Qian, Xiaohu, Fang, Shu-Cherng, Huang, Min, Wang, Xingwei
Energy 2019 v.177 pp. 276-292
auctions, clean energy, decision making, energy industry, environmental impact, experts, markets, risk, utilities, variance
Clean energy is an important source to mitigate the pressure of resources shortage and environmental effects. While multiattribute reverse auction is frequently adopted for the procurement efficiency of clean energy devices, the associated winner determination problem is explicitly studied for a utility company/buyer to select the most appropriate supplier in the clean energy market.
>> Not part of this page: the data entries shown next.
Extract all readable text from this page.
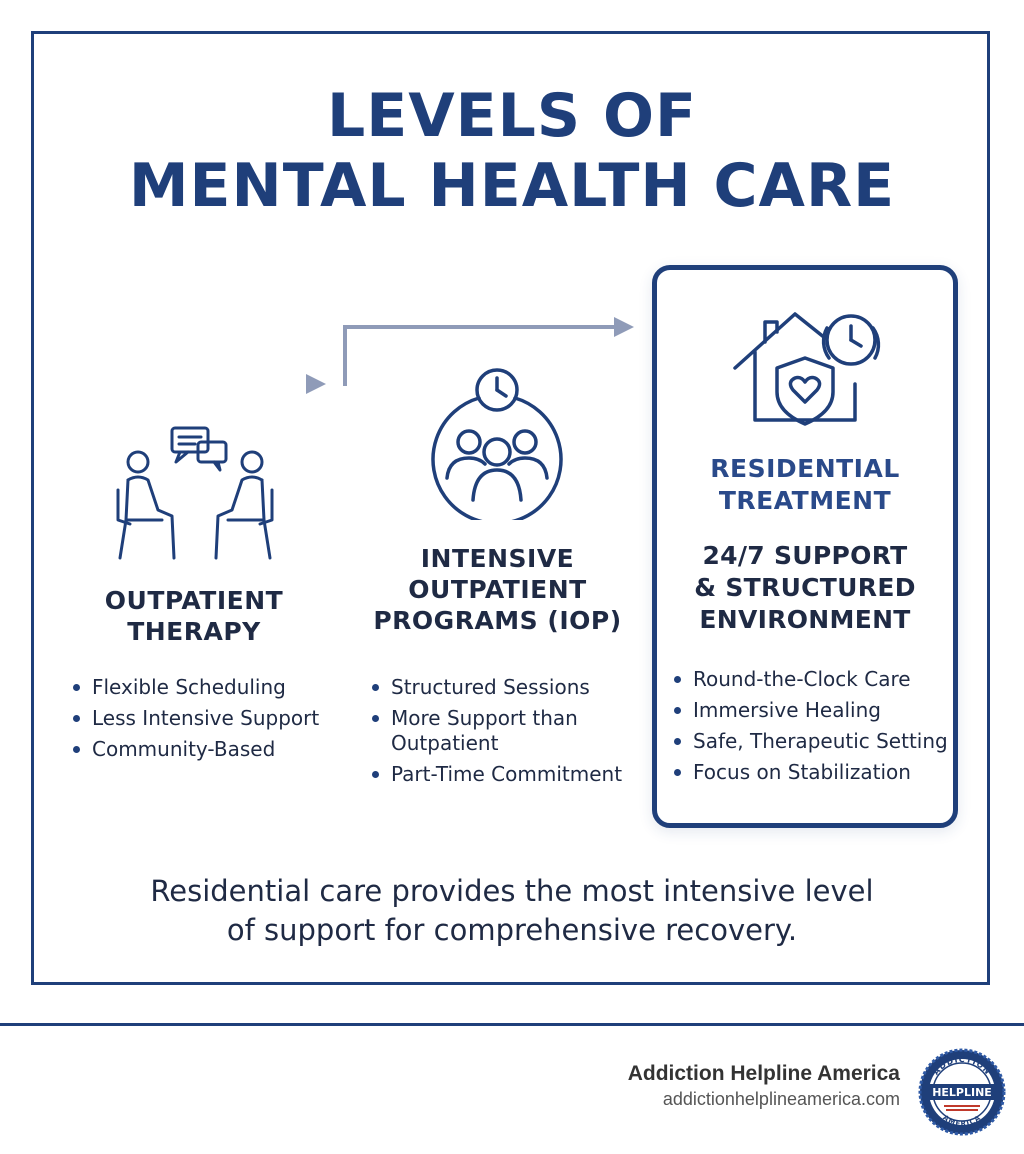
LEVELS OF
MENTAL HEALTH CARE
OUTPATIENT
THERAPY
Flexible Scheduling
Less Intensive Support
Community-Based
INTENSIVE
OUTPATIENT
PROGRAMS (IOP)
Structured Sessions
More Support than Outpatient
Part-Time Commitment
RESIDENTIAL
TREATMENT
24/7 SUPPORT
& STRUCTURED
ENVIRONMENT
Round-the-Clock Care
Immersive Healing
Safe, Therapeutic Setting
Focus on Stabilization
Residential care provides the most intensive level
of support for comprehensive recovery.
Addiction Helpline America
addictionhelplineamerica.com
ADDICTION
HELPLINE
AMERICA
Considering the buyer's loss-averse behavior with incomplete information and suppliers' conflicting attributes in different types evaluated by multiple experts, we incorporate an IULOWAf (induced uncertain linguistic ordered weighted averaging) operator and a revised TODIM (an acronym in Portuguese of Interactive and Multi-attribute Decision Making) measure that is consistent with prospect theory into the “benefits, opportunities, costs and risks” (BOCR) framework to develop a novel BOCR-uRTODIM solution method for multi-attribute decision making. Numerical experiments illustrate the effectiveness and robustness of the proposed method by comparing it with some known methods. An interesting result indicates that the risk aversion degree of the buyer increases as the variance of suppliers' attributes expands. The BOCR-uRTODIM could be a useful tool for utility companies to avoid losses and for associated suppliers to improve their attributes for a win in the clean energy industry.